Шатен кивнул и вежливо улыбнулся.
– Скажи мне, – не останавливался ни на мгновение Бурьянов, – вот ты же адекватный человек, образованный. Закончил институт с красным дипломом. Что ты здесь-то забыл?
– Я окончил институт по специальности социальной работы. Я работаю по специальности, – ответил Чесноков удивительно мягким голосом и приветливо улыбнулся ещё раз.
– Да похрен, – ответил Бурьянов. – Я в стрип-бар «Галь Гадот». Кто со мной, поцыки?
– Уж нет, спасибо, – буркнул Водкин. – Ну и название… Хорошо хоть не «Эвелина Блёданс».
– Прикольная тётка… Могли бы и назвать. Я всю юность на неё дёргал, – заметил Бурьянов.
– Я знаю историю и про то, что ты хотел свою училку, которой было… шестьдесят два? – продолжил Водкин.
– Я такого не говорил! – хохотнул Бурьянов. – А если и говорил… Я наврал.
– Ты же тоже… Адекватный человек, – сказал Чесноков любителю входить в бары по ночам, натягивая повязку на плечо. Сказал, чтобы прервать их диалог, их поток нескончаемых юморесок. – Почему ты здесь?
– Скажем так, меня попросили тут быть. Кто, если не я?
Последнюю фразу Водкин ещё слышал… А потом перестал что-либо разбирать. Он сдерживался, чтобы не побежать к выходу. Его достало это место, а дома ждал собственный бар.
Ночь его прошла без особых происшествий, он напился и заснул, а наутро проснулся в собственной блевотине. Водкин матерился, рычал, поднимался… Но он был дома. И предстояло снова ехать на работу, менять надзирателей ночной смены.
Ночь же на новом месте всегда тягостна. И для больного в госпитале, и для солдата в казарме, и для заключённого – в тюрьме. «ПТИЦА» не была чем-то из этого, но совмещала в себе всё сразу.
Когда прозвучал звонок отбоя, и парней с девушками разделили по разным комнатам, немой надзиратель принялся замыкать двери на щеколду. В наступившей мгле воспитанники ещё долго пыхтели, ворочались, скрипели двухъярусными кроватями, переговаривались.
Андрей Синяков проснулся рано. В первую секунду – подсознательно – он надеялся, что всё это было дурным сном, но во вторую уже осознал: всё произошедшее – наяву.
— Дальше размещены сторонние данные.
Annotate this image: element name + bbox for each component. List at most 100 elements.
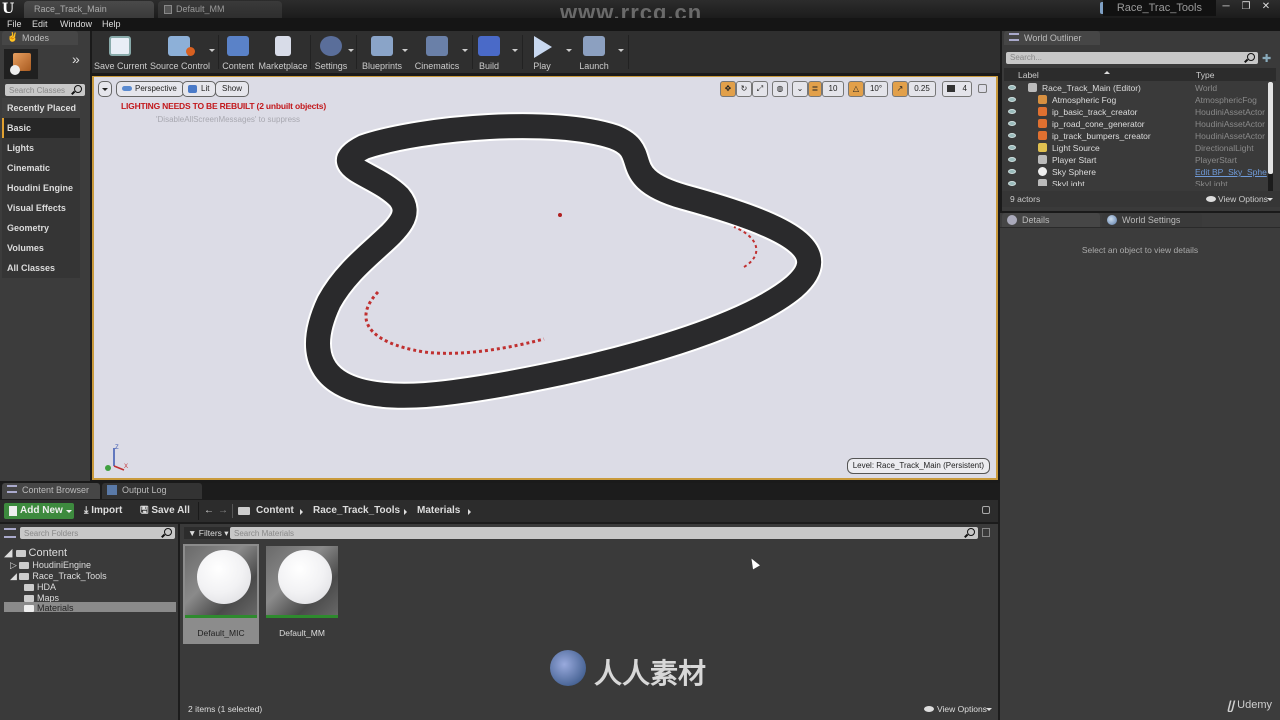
grid-snap-icon[interactable]: ≣ [808, 81, 822, 97]
scrollbar-thumb[interactable] [1268, 82, 1273, 174]
launch-button[interactable]: Launch [576, 33, 612, 73]
cinematics-button[interactable]: Cinematics [412, 33, 462, 73]
world-coords-icon[interactable]: ◍ [772, 81, 788, 97]
save-current-button[interactable]: Save Current [94, 33, 147, 73]
level-viewport[interactable]: Perspective Lit Show LIGHTING NEEDS TO B… [92, 76, 998, 480]
tree-item-content[interactable]: ◢ Content [4, 546, 67, 559]
outliner-row[interactable]: Atmospheric Fog AtmosphericFog [1004, 94, 1266, 106]
category-basic[interactable]: Basic [2, 118, 80, 138]
outliner-row[interactable]: Light Source DirectionalLight [1004, 142, 1266, 154]
visibility-eye-icon[interactable] [1008, 145, 1016, 150]
outliner-row[interactable]: Race_Track_Main (Editor) World [1004, 82, 1266, 94]
rotate-mode-icon[interactable]: ↻ [736, 81, 752, 97]
breadcrumb-arrow-icon[interactable] [404, 509, 407, 515]
viewport-options-button[interactable] [98, 81, 112, 97]
visibility-eye-icon[interactable] [1008, 133, 1016, 138]
edit-blueprint-link[interactable]: Edit BP_Sky_Sphe [1195, 167, 1267, 177]
visibility-eye-icon[interactable] [1008, 169, 1016, 174]
content-button[interactable]: Content [220, 33, 256, 73]
breadcrumb-race-track-tools[interactable]: Race_Track_Tools [313, 503, 400, 519]
grid-snap-value[interactable]: 10 [822, 81, 844, 97]
blueprints-button[interactable]: Blueprints [358, 33, 406, 73]
close-button[interactable]: ✕ [1256, 0, 1276, 14]
content-browser-tab[interactable]: Content Browser [2, 483, 100, 499]
add-filter-icon[interactable]: ✚ [1262, 52, 1274, 65]
build-button[interactable]: Build [474, 33, 504, 73]
outliner-scrollbar[interactable] [1268, 82, 1273, 204]
settings-dropdown-icon[interactable] [348, 49, 354, 52]
maximize-button[interactable]: ❐ [1236, 0, 1256, 14]
details-tab[interactable]: Details [1002, 213, 1100, 227]
search-classes-input[interactable]: Search Classes [5, 84, 85, 96]
tree-item-houdiniengine[interactable]: ▷ HoudiniEngine [10, 560, 91, 571]
scale-mode-icon[interactable]: ⤢ [752, 81, 768, 97]
save-search-icon[interactable] [982, 528, 990, 537]
forward-button[interactable]: → [218, 503, 228, 519]
camera-speed-button[interactable]: 4 [942, 81, 972, 97]
visibility-eye-icon[interactable] [1008, 121, 1016, 126]
scale-snap-value[interactable]: 0.25 [908, 81, 936, 97]
cinematics-dropdown-icon[interactable] [462, 49, 468, 52]
visibility-eye-icon[interactable] [1008, 97, 1016, 102]
rotation-snap-icon[interactable]: △ [848, 81, 864, 97]
blueprints-dropdown-icon[interactable] [402, 49, 408, 52]
tab-race-track-main[interactable]: Race_Track_Main [24, 1, 154, 18]
expand-modes-icon[interactable]: » [72, 51, 80, 67]
lock-icon[interactable] [982, 506, 990, 514]
play-dropdown-icon[interactable] [566, 49, 572, 52]
build-dropdown-icon[interactable] [512, 49, 518, 52]
asset-tile-default-mm[interactable]: Default_MM [264, 544, 340, 644]
tab-default-mm[interactable]: Default_MM [158, 1, 282, 18]
surface-snap-icon[interactable]: ⌄ [792, 81, 808, 97]
visibility-eye-icon[interactable] [1008, 109, 1016, 114]
category-all-classes[interactable]: All Classes [2, 258, 80, 278]
outliner-search-input[interactable]: Search... [1006, 52, 1258, 64]
launch-dropdown-icon[interactable] [618, 49, 624, 52]
back-button[interactable]: ← [204, 503, 214, 519]
tree-item-materials[interactable]: Materials [24, 603, 74, 613]
category-recently-placed[interactable]: Recently Placed [2, 98, 80, 118]
sources-toggle-icon[interactable] [4, 528, 16, 538]
type-column-header[interactable]: Type [1196, 70, 1214, 80]
outliner-row[interactable]: ip_road_cone_generator HoudiniAssetActor [1004, 118, 1266, 130]
outliner-row[interactable]: ip_basic_track_creator HoudiniAssetActor [1004, 106, 1266, 118]
outliner-row[interactable]: ip_track_bumpers_creator HoudiniAssetActo… [1004, 130, 1266, 142]
category-visual-effects[interactable]: Visual Effects [2, 198, 80, 218]
world-outliner-tab[interactable]: World Outliner [1004, 31, 1100, 45]
category-cinematic[interactable]: Cinematic [2, 158, 80, 178]
category-houdini-engine[interactable]: Houdini Engine [2, 178, 80, 198]
place-mode-button[interactable] [4, 49, 38, 79]
scale-snap-icon[interactable]: ↗ [892, 81, 908, 97]
category-geometry[interactable]: Geometry [2, 218, 80, 238]
search-folders-input[interactable]: Search Folders [20, 527, 175, 539]
world-settings-tab[interactable]: World Settings [1102, 213, 1202, 227]
import-button[interactable]: ⤓ Import [84, 503, 122, 519]
tree-item-race-track-tools[interactable]: ◢ Race_Track_Tools [10, 571, 107, 582]
marketplace-button[interactable]: Marketplace [258, 33, 308, 73]
asset-tile-default-mic[interactable]: Default_MIC [183, 544, 259, 644]
menu-file[interactable]: File [7, 19, 22, 29]
visibility-eye-icon[interactable] [1008, 85, 1016, 90]
source-control-button[interactable]: Source Control [150, 33, 210, 73]
lit-button[interactable]: Lit [182, 81, 217, 97]
maximize-viewport-icon[interactable] [978, 84, 987, 93]
visibility-eye-icon[interactable] [1008, 157, 1016, 162]
outliner-row[interactable]: SkyLight SkyLight [1004, 178, 1266, 186]
outliner-row[interactable]: Sky Sphere Edit BP_Sky_Sphe [1004, 166, 1267, 178]
label-column-header[interactable]: Label [1018, 70, 1039, 80]
breadcrumb-arrow-icon[interactable] [468, 509, 471, 515]
save-all-button[interactable]: 🖫 Save All [140, 503, 190, 519]
play-button[interactable]: Play [524, 33, 560, 73]
translate-mode-icon[interactable]: ✥ [720, 81, 736, 97]
settings-button[interactable]: Settings [312, 33, 350, 73]
visibility-eye-icon[interactable] [1008, 181, 1016, 186]
modes-tab[interactable]: ✌ Modes [2, 31, 78, 45]
breadcrumb-arrow-icon[interactable] [300, 509, 303, 515]
output-log-tab[interactable]: Output Log [102, 483, 202, 499]
menu-help[interactable]: Help [102, 19, 121, 29]
search-materials-input[interactable]: Search Materials [230, 527, 978, 539]
perspective-button[interactable]: Perspective [116, 81, 184, 97]
rotation-snap-value[interactable]: 10° [864, 81, 888, 97]
outliner-row[interactable]: Player Start PlayerStart [1004, 154, 1266, 166]
minimize-button[interactable]: ─ [1216, 0, 1236, 14]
Правда. Его доставили в воспитательно-трудовое учреждение, и теперь он спит с кучей парней… В темноте светилась красная кнопка экстренного вызова надзирателя, размещённая на стене… Но свет в зарешёченных окнах сообщал о том, что наступило утро. Он не мог понять, что же его разбудило… Но тут же услышал бубнёж на соседней койке:
– Слышь, а ты не знаешь… Слышь, а ты не знаешь?! Если эрегированный член отрезать, он уменьшится или останется таким же?!
Синяков мотнул головой: ему показалось?
– Слышь… а ты не знаешь? Слышь, а ты?
Андрей поднял голову и посмотрел по сторонам: щуплый очкарик в белой майке и фиолетовых трусах ходил между кроватями – согнутый, озирающийся… И задавал этот вопрос всем. Некоторых он тряс за плечо.
– Шизик, отвали от меня! – рявкнул тот парень, который приставал вчера к терапевту. Он поднял кулак, намекая, что будет с шизиком, если он не отвалит.
– Нет, я не псих, нет! – взвизгнул он и отпрыгнул в сторону. Он заскочил на свою кровать и принялся судорожно натягивать на себя одеяло.
– Закрой пасть, э! – снова гаркнул тот же парень, подпрыгивая на своём месте. Вот-вот он был готов напасть на шизика.
«Куда я попал, куда», – мерно простучало в голове у Андрея, и он принялся укрываться с головой. Он знал ответ на этот вполне себе риторический вопрос.
Звонок всё же прозвучал – мерзкий и громкий. Начало нового дня.
– Подъём, сукины дети! – заорал Бурьянов, и Андрей подумал, что он всех их ненавидит. – Вставайте, прыгайте до потолка! Радуйтесь жизни! Строиться! Быстро! Берите принадлежности для мытья! Кто вчера не взял, будет без мыла и без полотенца круглый год сидеть тут!